In California, where one in four transgender people earn wages below the poverty level and trans folk of color are up to a third poorer than their white counterparts, two important anti-discrimination bills have become law.
Signed on Monday, the new Gender Nondiscrimination Act (AB 887) carves out a specific category for “gender identity and expression” in the existing law against discrimination at work, school, the doctor’s office, housing, and public spaces. Transgender people were already protected from, say, being fired or evicted for coming out, but according to the San Francisco-based Transgender Law Center, many didn’t know their rights.
The Vital Statistics Modernization Act (AB 433), also passed on Monday, eliminates demeaning hoops that transgender people have to jump through to update their birth certificates and get a court-ordered gender change. The Transgender Law Center is one of three organizations that led the push for these changes. Program manager Maceo Persson explains how Cali’s trans folk will benefit.
Let’s start with the AB 433, the ID law. Explain what the obstacles were.
Before the Vital Statistics Modernization Act, people could do a legal gender change but it was a very intimidating, outmoded process instituted in the 1970s. It was almost like getting a legal name change: You’d fill out a form, get a court date and stand before a judge to state why you wanted to do a gender change. But then the judge—not your doctor—would get to decide whether you’d undergone ‘clinically appropriate treatment’ to be your authentic self. AB 433 helps ensure that that decision stays between you and your doctor. Transitioning is a personal and medical process. AB 433 puts judges out of the business of making medical decisions; now they just verify that you’re undergoing treatment so you can get the ID you need.
How will this impact immigrants, particularly those seeking asylum because they’re transgender?
Well, [many] transgender people immigrate to California so they can be their true self. When people come here and apply for asylum, they [usually] have a one-year [review] period. This law allows them to apply for a legal gender change simultaneously. It also streamlines the process overall because it conforms to the same standards that apply to changing your gender on your passport. You’re less likely to end up having a bunch of different standards for establishing your gender, and you’re less likely to deal with the discrimination and harassment you get when you don’t have consistent ID.

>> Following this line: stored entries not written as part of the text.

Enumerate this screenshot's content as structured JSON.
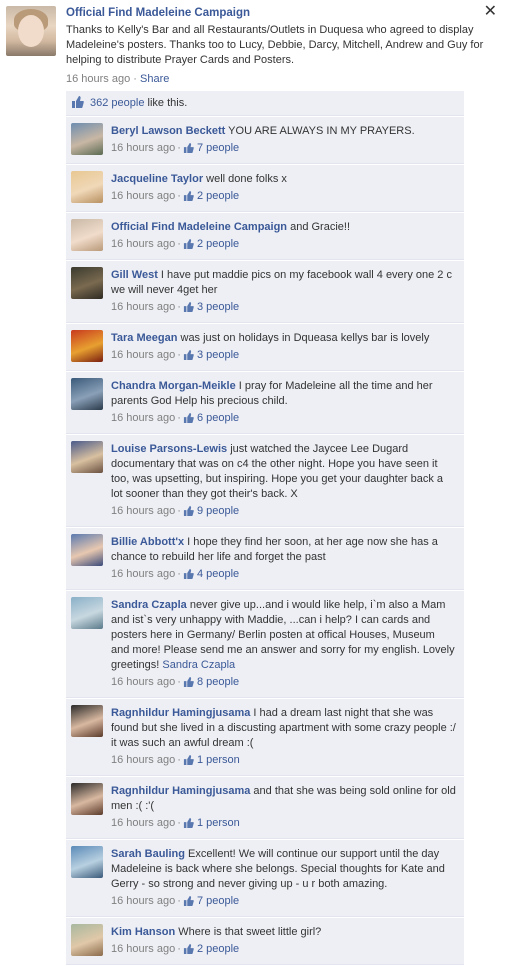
{
  "close_label": "✕",
  "post": {
    "author": "Official Find Madeleine Campaign",
    "text": "Thanks to Kelly's Bar and all Restaurants/Outlets in Duquesa who agreed to display Madeleine's posters. Thanks too to Lucy, Debbie, Darcy, Mitchell, Andrew and Guy for helping to distribute Prayer Cards and Posters.",
    "time": "16 hours ago",
    "sep": " · ",
    "share": "Share",
    "likes_count": "362 people",
    "likes_suffix": " like this."
  },
  "comments": [
    {
      "name": "Beryl Lawson Beckett",
      "text": " YOU ARE ALWAYS IN MY PRAYERS.",
      "time": "16 hours ago",
      "likes": "7 people",
      "avatar": [
        "#6d8db0",
        "#c8b7a4",
        "#5a6a52"
      ]
    },
    {
      "name": "Jacqueline Taylor",
      "text": " well done folks x",
      "time": "16 hours ago",
      "likes": "2 people",
      "avatar": [
        "#e8c892",
        "#f0d8b8",
        "#b89060"
      ]
    },
    {
      "name": "Official Find Madeleine Campaign",
      "text": " and Gracie!!",
      "time": "16 hours ago",
      "likes": "2 people",
      "avatar": [
        "#c9b9a6",
        "#f1dccb",
        "#b99a79"
      ]
    },
    {
      "name": "Gill West",
      "text": " I have put maddie pics on my facebook wall 4 every one 2 c we will never 4get her",
      "time": "16 hours ago",
      "likes": "3 people",
      "avatar": [
        "#3a3a2e",
        "#7a6a50",
        "#2e2a22"
      ]
    },
    {
      "name": "Tara Meegan",
      "text": " was just on holidays in Dqueasa kellys bar is lovely",
      "time": "16 hours ago",
      "likes": "3 people",
      "avatar": [
        "#c83a1e",
        "#e8a030",
        "#7a1e10"
      ]
    },
    {
      "name": "Chandra Morgan-Meikle",
      "text": " I pray for Madeleine all the time and her parents God Help his precious child.",
      "time": "16 hours ago",
      "likes": "6 people",
      "avatar": [
        "#3a5a7a",
        "#8aa0b8",
        "#2a3a4a"
      ]
    },
    {
      "name": "Louise Parsons-Lewis",
      "text": " just watched the Jaycee Lee Dugard documentary that was on c4 the other night. Hope you have seen it too, was upsetting, but inspiring. Hope you get your daughter back a lot sooner than they got their's back. X",
      "time": "16 hours ago",
      "likes": "9 people",
      "avatar": [
        "#4a5a8a",
        "#d8c0a0",
        "#6a5040"
      ]
    },
    {
      "name": "Billie Abbott'x",
      "text": " I hope they find her soon, at her age now she has a chance to rebuild her life and forget the past",
      "time": "16 hours ago",
      "likes": "4 people",
      "avatar": [
        "#5a7ab0",
        "#e8c8b0",
        "#3a4a7a"
      ]
    },
    {
      "name": "Sandra Czapla",
      "text": " never give up...and i would like help, i`m also a Mam and ist`s very unhappy with Maddie, ...can i help? I can cards and posters here in Germany/ Berlin posten at offical Houses, Museum and more! Please send me an answer and sorry for my english. Lovely greetings! ",
      "tail": "Sandra Czapla",
      "time": "16 hours ago",
      "likes": "8 people",
      "avatar": [
        "#8ab0c8",
        "#c8d8e0",
        "#5a7a8a"
      ]
    },
    {
      "name": "Ragnhildur Hamingjusama",
      "text": " I had a dream last night that she was found but she lived in a discusting apartment with some crazy people :/ it was such an awful dream :(",
      "time": "16 hours ago",
      "likes": "1 person",
      "avatar": [
        "#2a2a2a",
        "#d8b8a0",
        "#5a3a2a"
      ]
    },
    {
      "name": "Ragnhildur Hamingjusama",
      "text": " and that she was being sold online for old men :( :'(",
      "time": "16 hours ago",
      "likes": "1 person",
      "avatar": [
        "#2a2a2a",
        "#d8b8a0",
        "#5a3a2a"
      ]
    },
    {
      "name": "Sarah Bauling",
      "text": " Excellent! We will continue our support until the day Madeleine is back where she belongs. Special thoughts for Kate and Gerry - so strong and never giving up - u r both amazing.",
      "time": "16 hours ago",
      "likes": "7 people",
      "avatar": [
        "#5a8ab8",
        "#b8d0e0",
        "#3a5a7a"
      ]
    },
    {
      "name": "Kim Hanson",
      "text": " Where is that sweet little girl?",
      "time": "16 hours ago",
      "likes": "2 people",
      "avatar": [
        "#a8b8a0",
        "#e0c8a8",
        "#8a6a4a"
      ]
    }
  ]
}
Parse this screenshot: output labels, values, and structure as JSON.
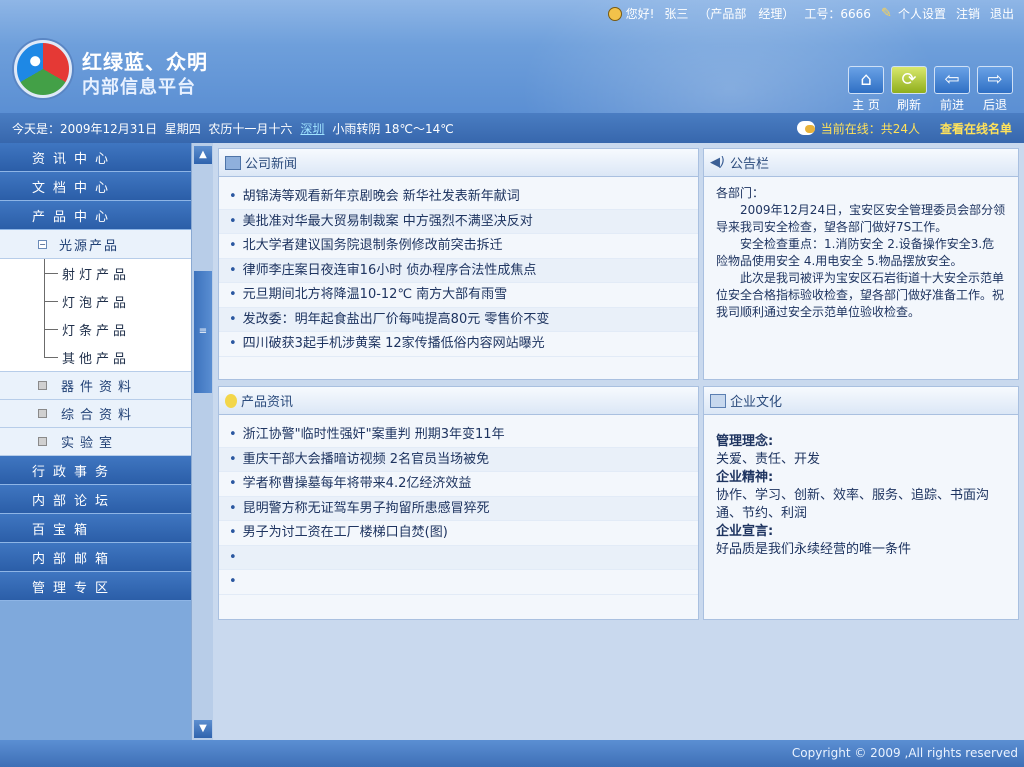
{
  "header": {
    "greeting": "您好!",
    "user_name": "张三",
    "department": "（产品部　经理）",
    "employee_id": "工号：6666",
    "settings_label": "个人设置",
    "logout_label": "注销",
    "exit_label": "退出",
    "brand_line1": "红绿蓝、众明",
    "brand_line2": "内部信息平台",
    "nav_buttons": [
      "主 页",
      "刷新",
      "前进",
      "后退"
    ]
  },
  "infobar": {
    "date": "今天是：2009年12月31日",
    "weekday": "星期四",
    "lunar": "农历十一月十六",
    "city": "深圳",
    "weather": "小雨转阴 18℃～14℃",
    "online_count": "当前在线：共24人",
    "view_online": "查看在线名单"
  },
  "sidebar": {
    "top_items": [
      "资讯中心",
      "文档中心",
      "产品中心"
    ],
    "sub_header": "光源产品",
    "tree_items": [
      "射灯产品",
      "灯泡产品",
      "灯条产品",
      "其他产品"
    ],
    "sub_items": [
      "器件资料",
      "综合资料",
      "实验室"
    ],
    "bottom_items": [
      "行政事务",
      "内部论坛",
      "百宝箱",
      "内部邮箱",
      "管理专区"
    ]
  },
  "panels": {
    "news_title": "公司新闻",
    "news_items": [
      "胡锦涛等观看新年京剧晚会 新华社发表新年献词",
      "美批准对华最大贸易制裁案 中方强烈不满坚决反对",
      "北大学者建议国务院退制条例修改前突击拆迁",
      "律师李庄案日夜连审16小时 侦办程序合法性成焦点",
      "元旦期间北方将降温10-12℃ 南方大部有雨雪",
      "发改委：明年起食盐出厂价每吨提高80元 零售价不变",
      "四川破获3起手机涉黄案 12家传播低俗内容网站曝光"
    ],
    "notice_title": "公告栏",
    "notice_to": "各部门：",
    "notice_paragraphs": [
      "2009年12月24日，宝安区安全管理委员会部分领导来我司安全检查，望各部门做好7S工作。",
      "安全检查重点：1.消防安全 2.设备操作安全3.危险物品使用安全 4.用电安全 5.物品摆放安全。",
      "此次是我司被评为宝安区石岩街道十大安全示范单位安全合格指标验收检查，望各部门做好准备工作。祝我司顺利通过安全示范单位验收检查。"
    ],
    "product_title": "产品资讯",
    "product_items": [
      "浙江协警\"临时性强奸\"案重判 刑期3年变11年",
      "重庆干部大会播暗访视频 2名官员当场被免",
      "学者称曹操墓每年将带来4.2亿经济效益",
      "昆明警方称无证驾车男子拘留所患感冒猝死",
      "男子为讨工资在工厂楼梯口自焚(图)"
    ],
    "culture_title": "企业文化",
    "culture": {
      "concept_label": "管理理念:",
      "concept": "关爱、责任、开发",
      "spirit_label": "企业精神:",
      "spirit": "协作、学习、创新、效率、服务、追踪、书面沟通、节约、利润",
      "slogan_label": "企业宣言:",
      "slogan": "好品质是我们永续经营的唯一条件"
    }
  },
  "footer": {
    "copyright": "Copyright © 2009 ,All rights reserved"
  },
  "colors": {
    "header_blue": "#6e9fdb",
    "accent_yellow": "#ffe25a",
    "menu_blue": "#2b5ea8"
  }
}
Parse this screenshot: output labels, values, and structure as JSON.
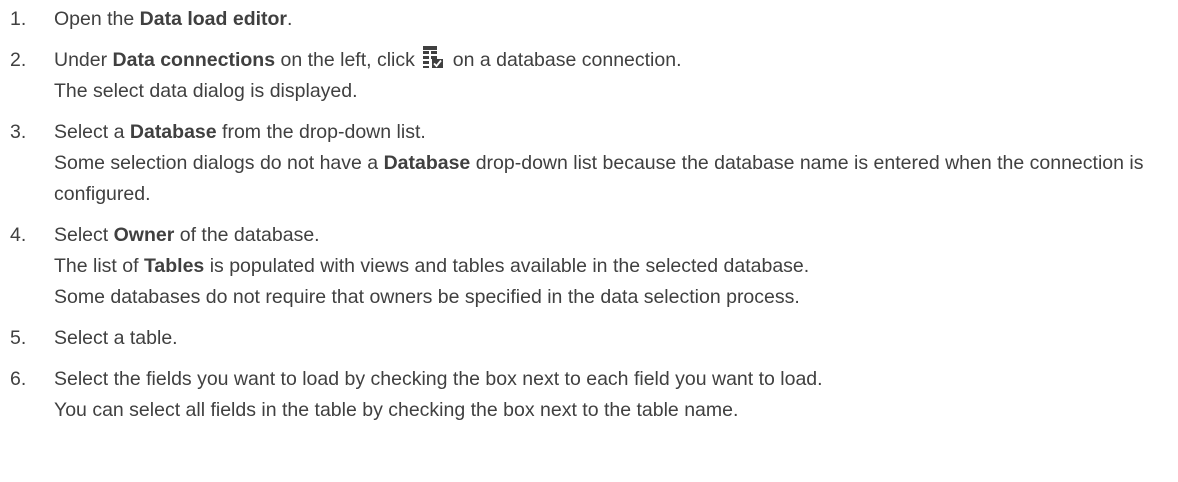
{
  "steps": [
    {
      "num": "1.",
      "line1": {
        "pre": "Open the ",
        "bold": "Data load editor",
        "post": "."
      }
    },
    {
      "num": "2.",
      "line1": {
        "pre": "Under ",
        "bold": "Data connections",
        "mid": " on the left, click ",
        "post": " on a database connection."
      },
      "icon": "select-data-table-icon",
      "line2": "The select data dialog is displayed."
    },
    {
      "num": "3.",
      "line1": {
        "pre": "Select a ",
        "bold": "Database",
        "post": " from the drop-down list."
      },
      "line2": {
        "pre": "Some selection dialogs do not have a ",
        "bold": "Database",
        "post": " drop-down list because the database name is entered when the connection is configured."
      }
    },
    {
      "num": "4.",
      "line1": {
        "pre": "Select ",
        "bold": "Owner",
        "post": " of the database."
      },
      "line2": {
        "pre": "The list of ",
        "bold": "Tables",
        "post": " is populated with views and tables available in the selected database."
      },
      "line3": "Some databases do not require that owners be specified in the data selection process."
    },
    {
      "num": "5.",
      "line1": "Select a table."
    },
    {
      "num": "6.",
      "line1": "Select the fields you want to load by checking the box next to each field you want to load.",
      "line2": "You can select all fields in the table by checking the box next to the table name."
    }
  ]
}
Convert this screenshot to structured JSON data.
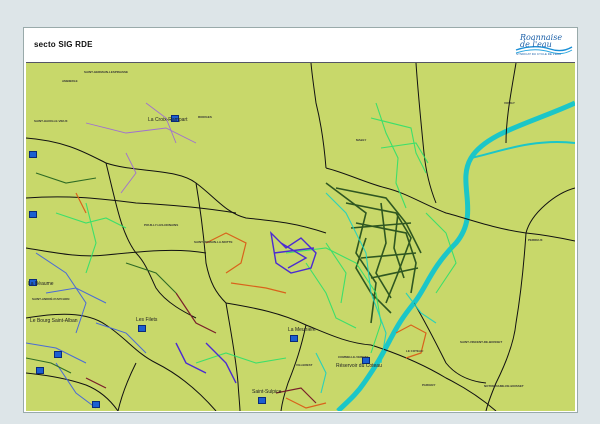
{
  "header": {
    "title": "secto SIG RDE"
  },
  "logo": {
    "name": "Roannaise de l'eau",
    "line1": "Roannaise",
    "line2": "de l'eau",
    "tagline": "SYNDICAT DU CYCLE DE L'EAU"
  },
  "colors": {
    "land": "#c8d86a",
    "river": "#1bc6c8",
    "boundary": "#111111",
    "facility_marker": "#1b5fd1",
    "sheet": "#ffffff"
  },
  "facility_icon": "square-marker-icon",
  "map": {
    "major_labels": [
      "La Croix-Rampart",
      "La Bèaume",
      "Le Bourg Saint-Alban",
      "Les Filets",
      "La Meunière",
      "Réservoir du Coteau",
      "Saint-Sulpice"
    ],
    "commune_labels": [
      "SAINT-GERMAIN-LESPINASSE",
      "AMBIERLE",
      "SAINT-HAON-LE-VIEUX",
      "RIORGES",
      "MABLY",
      "VOUGY",
      "POUILLY-LES-NONAINS",
      "SAINT-ROMAIN-LA-MOTTE",
      "PERREUX",
      "SAINT-ANDRÉ-D'APCHON",
      "COMMELLE-VERNAY",
      "SAINT-VINCENT-DE-BOISSET",
      "PARIGNY",
      "NOTRE-DAME-DE-BOISSET",
      "LE COTEAU",
      "VILLEREST"
    ]
  }
}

Talk about the basic non-discrimination law, AB 887. If transgender people had rights, why did you need to spell it out?
Because gender identification and expression weren’t listed on, say, the worker protection posters you see in the kitchen at your job, or in the equal opportunity clause of your lease agreement, people didn’t understand that they’re weren’t allowed to discriminate. We kept getting calls from trans and gender nonconforming people who had looked at their workplace posters or the nondiscrimination notices at their school and were confused about whether they were protected. They literally didn’t know that they had rights. This law makes it clear that the discrimination they might experience in the workplace, the community health clinic, at school is illegal.
And how does race factor in?
In our research we’ve found that a lot of trans people face some kind of discrimination in their everyday lives. The rates of discrimination almost correlate directly to income level and education attainment. Because of systemic racial oppression, trans folks of color are likely to have fewer employment opportunities, lower education levels and have less income. It’s almost like they’re caught in a cycle of discrimination. This law will [interrupt] that cycle.